Educating in order to bring out the best is what honors is all about. The very word education, in fact, derives from the Latin root educare—originally meaning “to lead forth” or “bring out from”—which suggests education is not a forcing in of knowledge or any systematic accumulation of facts but rather a bringing forth of what is already present in the learner, a nurturing of potential. It is the act of Prospero in Shakespeare’s The Tempest, the master magician/teacher whose role is to lead the other characters into their best selves, to bring out the best in their natures, whether they align with the lofty, creative spirit of Ariel or the rude figure of Caliban. When he is done, when he has finished sharing the authority (and even some of the power) of his students’ learning, he relinquishes his “rough magic”—the rough magic, we might say, of authentic honors teaching and learning—and the order of the island, his classroom, is reaffirmed. The shipwrecked characters know who and what they are: educare at work, honors at its best.

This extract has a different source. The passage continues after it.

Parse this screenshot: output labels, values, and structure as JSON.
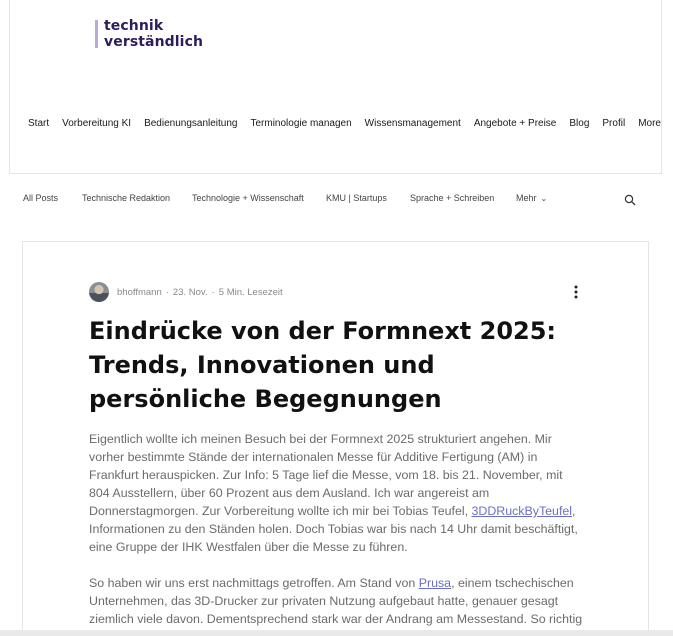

So now let’s model some of what we mean by education, especially when we qualify the term by saying honors education, which, as any honors program or college mission statement will tell you, has to do with challenge, risk, creativity, collaboration, reflection, inquiry, community—educational qualities that come not from a simple heap of knowledge but from the “rough magic” of shared learning and bringing forth what is already living in us as potential.